Let $$f(y_1, \ldots, y_n) = \ln(\sum\limits_{i = 1}^n \exp(y_i^T b))$$ where $y_i, b$ are $N$ dimensional vectors
I wish to compute $\nabla_{y_j} f(y_1, \ldots, y_n)$ rigorously using the chain rule. $j = 1,\ldots, n$.

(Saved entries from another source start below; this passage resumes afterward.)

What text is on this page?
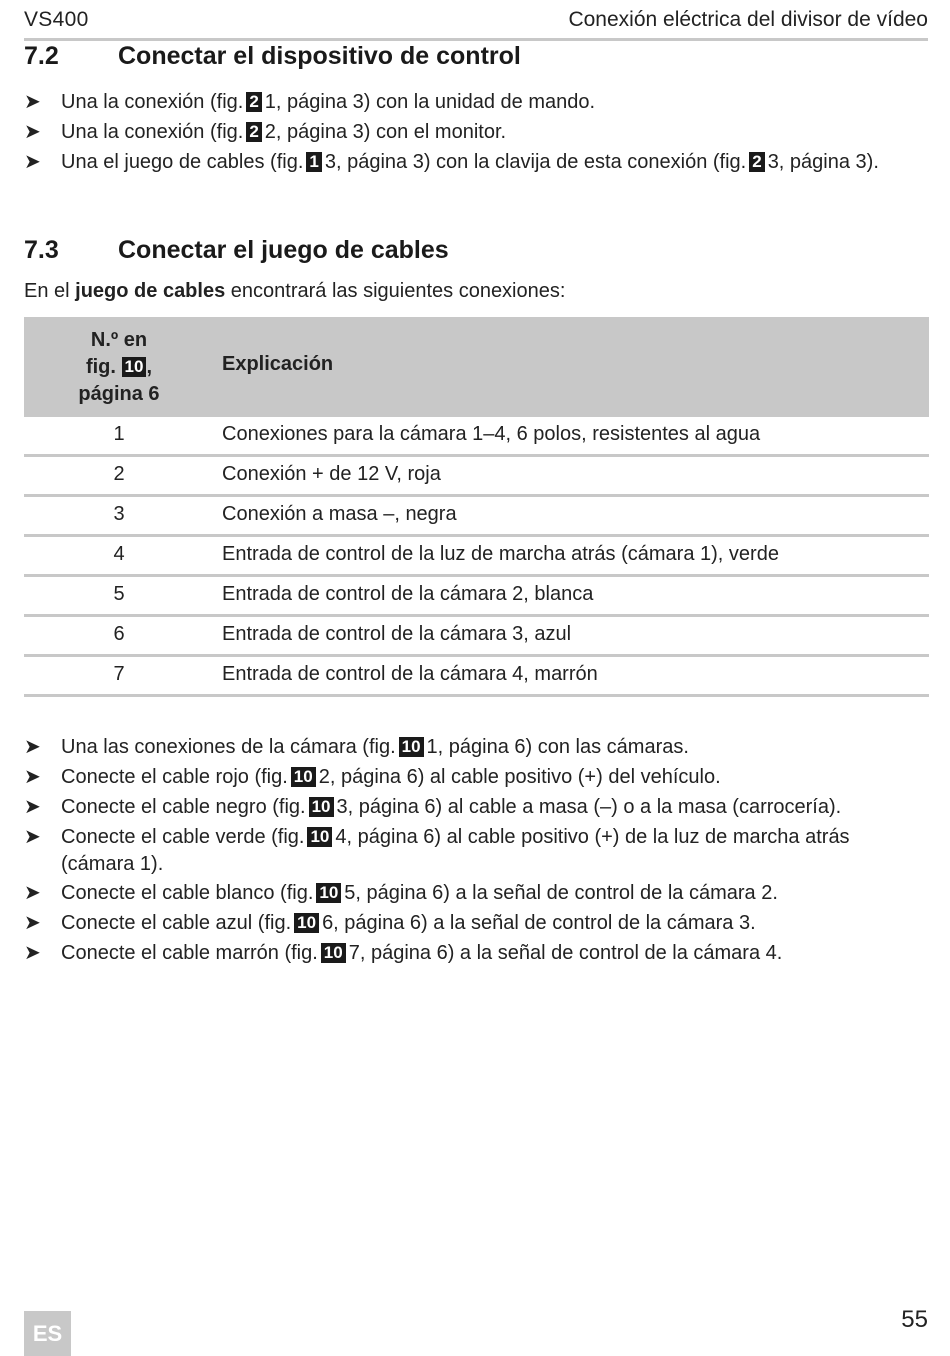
VS400	Conexión eléctrica del divisor de vídeo
7.2 Conectar el dispositivo de control
➤	Una la conexión (fig. 2 1, página 3) con la unidad de mando.
➤	Una la conexión (fig. 2 2, página 3) con el monitor.
➤	Una el juego de cables (fig. 1 3, página 3) con la clavija de esta conexión (fig. 2 3, página 3).
7.3 Conectar el juego de cables
En el juego de cables encontrará las siguientes conexiones:
N.º en
fig. 10 ,
página 6
Explicación
1	Conexiones para la cámara 1–4, 6 polos, resistentes al agua
2	Conexión + de 12 V, roja
3	Conexión a masa –, negra
4	Entrada de control de la luz de marcha atrás (cámara 1), verde
5	Entrada de control de la cámara 2, blanca
6	Entrada de control de la cámara 3, azul
7	Entrada de control de la cámara 4, marrón
➤	Una las conexiones de la cámara (fig. 10 1, página 6) con las cámaras.
➤	Conecte el cable rojo (fig. 10 2, página 6) al cable positivo (+) del vehículo.
➤	Conecte el cable negro (fig. 10 3, página 6) al cable a masa (–) o a la masa (carrocería).
➤	Conecte el cable verde (fig. 10 4, página 6) al cable positivo (+) de la luz de marcha atrás (cámara 1).
➤	Conecte el cable blanco (fig. 10 5, página 6) a la señal de control de la cámara 2.
➤	Conecte el cable azul (fig. 10 6, página 6) a la señal de control de la cámara 3.
➤	Conecte el cable marrón (fig. 10 7, página 6) a la señal de control de la cámara 4.
ES
55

So let $h(w) = \ln(w), w = \sum\limits_{i = 1}^n \exp(p_i), p_i = y_i^Tb$
Then $\nabla_{y_j} f(y_1, \ldots, y_n) = \nabla_{y_j} h(w) = \nabla_{y_j} h(w(p_i) = \dfrac{dh}{dw} \dfrac{d w}{d p_i} \nabla_{y_i} p_i$
where
$\dfrac{dh(w)}{dw} = \dfrac{1}{w} = \dfrac{1}{\sum\limits_{i = 1}^n \exp(y_i^T b)}$
$\dfrac{d w}{d p_i} = \exp(p_i)$
$ \nabla_{y_j} p_i = 0$
But then the entire derivative is $0$!
Where did I go wrong?
$\nabla_{y_j}p_i=0$ if $i\ne j$, but $\nabla_{y_j}p_j=b$.
So $\nabla_{y_j}f=\sum_i\frac{1}w\exp(p_i)\nabla_{y_j}p_i=\frac{b}w\exp(p_j)$.